How are people dealing with changes in serialization format between .NET 1.0
and 1.1?  For example, the IPAddress class is now represented internally as
a Byte[] instead of an Int64 (why it was ever an Int64 is beyond me).  This
means that when it is serialized by the SoapFormatter or BinaryFormatter
(and probably the XmlSerializer), it can't be deserialized by a different
version of .NET.



I'm working on a distributed .NET computing platform (see
http://www.kinitos.com/), and we can't allways control the version of .NET
that is installed on a node, but we need to be able to continue to
communicate with it.  The problem is made worse by the fact that AppDomains
hosted in IE always run under the latest version of .NET that's installed -
so requiring .NET 1.0 to be installed doesn't solve the problem.

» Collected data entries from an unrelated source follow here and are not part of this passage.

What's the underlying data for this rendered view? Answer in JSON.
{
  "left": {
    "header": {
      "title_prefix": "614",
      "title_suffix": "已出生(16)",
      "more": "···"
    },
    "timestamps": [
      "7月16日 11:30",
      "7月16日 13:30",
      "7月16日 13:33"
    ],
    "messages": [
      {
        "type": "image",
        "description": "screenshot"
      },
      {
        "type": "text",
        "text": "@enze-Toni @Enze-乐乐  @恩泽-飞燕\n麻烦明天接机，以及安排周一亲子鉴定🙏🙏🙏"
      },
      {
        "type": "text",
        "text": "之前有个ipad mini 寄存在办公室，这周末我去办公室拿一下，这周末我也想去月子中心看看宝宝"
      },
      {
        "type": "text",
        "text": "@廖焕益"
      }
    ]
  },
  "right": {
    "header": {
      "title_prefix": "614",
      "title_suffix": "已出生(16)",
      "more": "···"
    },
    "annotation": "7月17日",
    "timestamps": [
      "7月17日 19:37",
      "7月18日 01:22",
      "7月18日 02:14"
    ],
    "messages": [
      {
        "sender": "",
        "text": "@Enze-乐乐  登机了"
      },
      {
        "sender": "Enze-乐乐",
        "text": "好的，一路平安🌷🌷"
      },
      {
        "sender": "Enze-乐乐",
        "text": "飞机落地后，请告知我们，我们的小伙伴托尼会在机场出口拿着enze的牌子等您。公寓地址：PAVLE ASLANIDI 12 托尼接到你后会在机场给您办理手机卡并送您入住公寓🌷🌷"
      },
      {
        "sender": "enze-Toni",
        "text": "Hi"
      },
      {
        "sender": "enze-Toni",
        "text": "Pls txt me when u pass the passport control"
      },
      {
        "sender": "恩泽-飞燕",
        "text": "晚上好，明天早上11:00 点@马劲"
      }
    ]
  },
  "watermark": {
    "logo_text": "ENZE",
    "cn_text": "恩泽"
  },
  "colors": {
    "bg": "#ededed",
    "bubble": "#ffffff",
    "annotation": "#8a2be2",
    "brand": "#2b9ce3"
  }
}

I had expected that Microsoft would keep the serialization format compatible
by implementing ISerializable for any class whose structure changes.  This
is what we have to do with our Serializable classes so that we're backwards
and forwards compatible.



I would imagine this is also a problem for people who are using
serialization for object persistence.  How can you upgrade your application
to .NET 1.1 while preserving application data?



I'm currently trying to work around the problem by using assembly rebinding
(to prevent .NET 1.0 from trying to load 1.1 assemblies if they are present)
and SerializationSurrogates to provide a common serialization format for
classes whose internal representation has changed.  I have no idea how many
such classes there are, so this could end up being a huge task.  I'm amazed
that this issue doesn't appear to have been discussed before.  Are we unique
in our serialization compatibility requirements?